Reşadiye Masaj Salonu Hizmeti – Masör Ece
Reşadiye Masaj Salonu Hizmeti – Masör Ece
Reşadiye Masaj Salonu yandan da, kendimi özdeş kıldığım saf yürekli nişanlı kızı var gücümle savunuyordum. Benim, kendimde hoş görmeyeceğim, bana izin verilmeyen davranışların, gelecekteki eşime bir hak olarak tanınmasını kabul edemezdim. Ancak benim kendimi ona gizlediğim gibi, o da kendini bana saklamış olursa, aşkımız tam ve kaçınılmaz olurdu. Onun da ötesinde, bizim ve tüm dünyanın cinsel yaşamı, özü itibariyle ciddi bir oluşumdu. Yoksa, benim de tutumumu değiştirmem gerekecekti. O anda da böylesi bir değişim olanağı olmadığına nazaran, alabildiğine bir karmaşaya dalacaktım.
Bu yüzden, kamuoyuna karşın, her iki cinsten olan kişilerin de, bekâret ve bağlılık konusunda aynı kurallara uymak zorunda olmaları görüşünde direndim. * * * Eylül nihayetinde bir hafta, bir arkadaşıma konuk oldum. Zaza, öteden beri beni Laubardon’a çağırıp durdu. Fakat bir taraftan yolculuğun zor olması, öte yandan yaşımın ufak olması, bu çağrıları kabul etmemi önlemişti hep. Oysa bu defa, on yedi yaşındaydım. Annem, beni trene bindirecek, hiç inmeden Paris’ten doğruca Joigny’ye gidecektim. Dostum da orada karşılayacaktı beni. îlk olarak bir tek yolculuğa çıkıyordum. Saçlarımı topuz yapmıştım.
Reşadiye Masaj Salonu gri fötr bir şapka vardı. Bağımsızlığımla övünüyor, biraz da içten-içe endişeleniyordum. Her istasyonda yüreğim ağzıma geliyor, kompartımana tanımadığım biri girecek de, insanla yalnız kalacağız diye ürküyordum. Therese, istasyonda karşıladı beni. Melankolik bir genç kızdı. Babası öldükten sonrasında, anası ve altı kardeşiyle beraber süreli yas içinde yaşamıştı. Alabildiğine dindar, alabildiğine duygusal olan bu kızcağız, odasını metre metre beyaz muslinlerle süslemişti. Zaza, odayı ilk gördüğünde gülümsemesini sak- layamamışü. Therese, kendine oranla benim özgür yaşantıma imrenirdi.
Reşadiye Masaj Salonu
Reşadiye Masaj Salonu, canlılık dolu dış dünyanın bir simgesiydim. Yazı, devasa, tuğla bir şatoda geçiriyorlardı. Oldukça muhteşem, ama hüzünlü bir yapı olan şato, ormanla çevrilmişti. Yüksek ağaçlarla kaplı ormanda ve bağlarla örtülü yamaçlarda, o güne dek bilmediğim, yepyeni bir sonbahar keşfettim; mor, turuncu, kırmızı ve üstlerinde koca koca altın şansı lekelerle dolu bir güzdü bu. Yürüyüşlere çıkar, derslerimizden, yakında açılacak olan okullarımızdan söz ederdik. Therese, benimle beraber birkaç Latince ve edebiyat dersine girme hakkı kazanmışa. Çok çalışmaya kesinydım.
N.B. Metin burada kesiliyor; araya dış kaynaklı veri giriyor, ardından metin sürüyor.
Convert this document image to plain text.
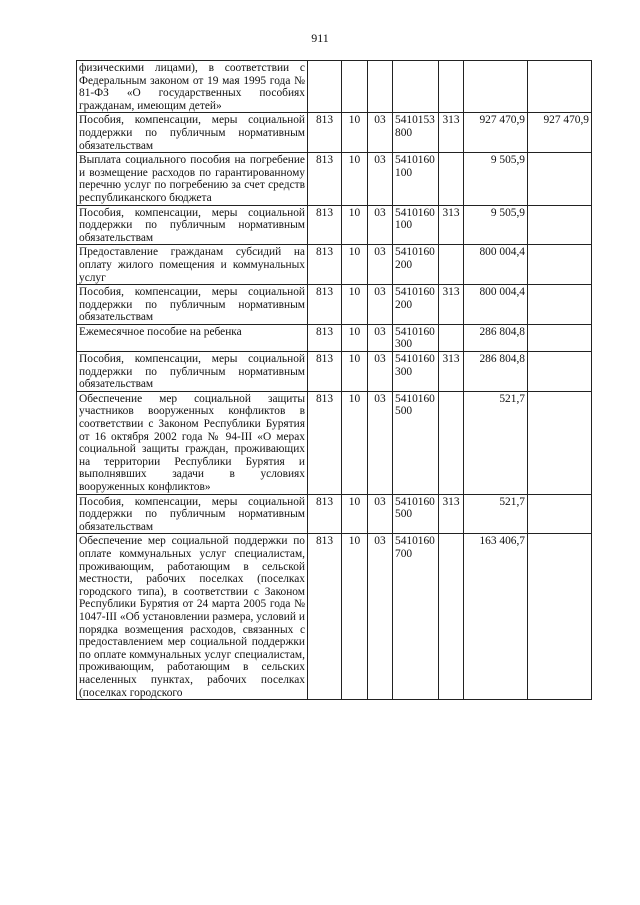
911
физическими лицами), в соответствии с Федеральным законом от 19 мая 1995 года № 81-ФЗ «О государственных пособиях гражданам, имеющим детей»							
Пособия, компенсации, меры социальной поддержки по публичным нормативным обязательствам	813	10	03	5410153800	313	927 470,9	927 470,9
Выплата социального пособия на погребение и возмещение расходов по гарантированному перечню услуг по погребению за счет средств республиканского бюджета	813	10	03	5410160100		9 505,9	
Пособия, компенсации, меры социальной поддержки по публичным нормативным обязательствам	813	10	03	5410160100	313	9 505,9	
Предоставление гражданам субсидий на оплату жилого помещения и коммунальных услуг	813	10	03	5410160200		800 004,4	
Пособия, компенсации, меры социальной поддержки по публичным нормативным обязательствам	813	10	03	5410160200	313	800 004,4	
Ежемесячное пособие на ребенка	813	10	03	5410160300		286 804,8	
Пособия, компенсации, меры социальной поддержки по публичным нормативным обязательствам	813	10	03	5410160300	313	286 804,8	
Обеспечение мер социальной защиты участников вооруженных конфликтов в соответствии с Законом Республики Бурятия от 16 октября 2002 года № 94-III «О мерах социальной защиты граждан, проживающих на территории Республики Бурятия и выполнявших задачи в условиях вооруженных конфликтов»	813	10	03	5410160500		521,7	
Пособия, компенсации, меры социальной поддержки по публичным нормативным обязательствам	813	10	03	5410160500	313	521,7	
Обеспечение мер социальной поддержки по оплате коммунальных услуг специалистам, проживающим, работающим в сельской местности, рабочих поселках (поселках городского типа), в соответствии с Законом Республики Бурятия от 24 марта 2005 года № 1047-III «Об установлении размера, условий и порядка возмещения расходов, связанных с предоставлением мер социальной поддержки по оплате коммунальных услуг специалистам, проживающим, работающим в сельских населенных пунктах, рабочих поселках (поселках городского	813	10	03	5410160700		163 406,7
Babam, “her süre yaran dokunacak olan” hukuk ve edebiyat öğrenimlerini beraberce götürmemi istiyordu. Ne var ki, Meyrignac’tayken Napoleon Yasalarına şöyle bir göz atmam, beni hukuktan caydırmaya yetmişti. Öte yandan, fen dersleri öğretmenim, matematiğe devam etmem için diretiyordu; bu fikir bana da çekici geldi. Institut Catholique’de matematik üzerine tezimi hazırlayacaktım. Edebiyata gelince, Mösyö Mabille, Madam Danie”lou’nun yönettiği Neuilly’deki koleje devam etmemizi kararlaştırmıştı. Böylelikle, Sorbonne’la olan ilişkilerimiz en aza indirgenmiş olacaktı. Annem, Madam Danielou’nun baş yardımcısı Matmazel Lambert’le görüştü. Eğer çok çalışırsam, kolayca tezimi verebilecektim. Zaza’dan bir mektup aldım. Madam Lejeune, Zaza’nın annesini çağırmış, Yunan ve Latin klasiklerindeki ürkütücü yalınlığa, çıplaklığa karşı uyarmış. Madam Mabille de, klasiklerin sağlıklı gerçekliğine oranla, romantizmin genç kızlar üzerindeki etkilerinden daha çok ürktüğü cevabını vermiş.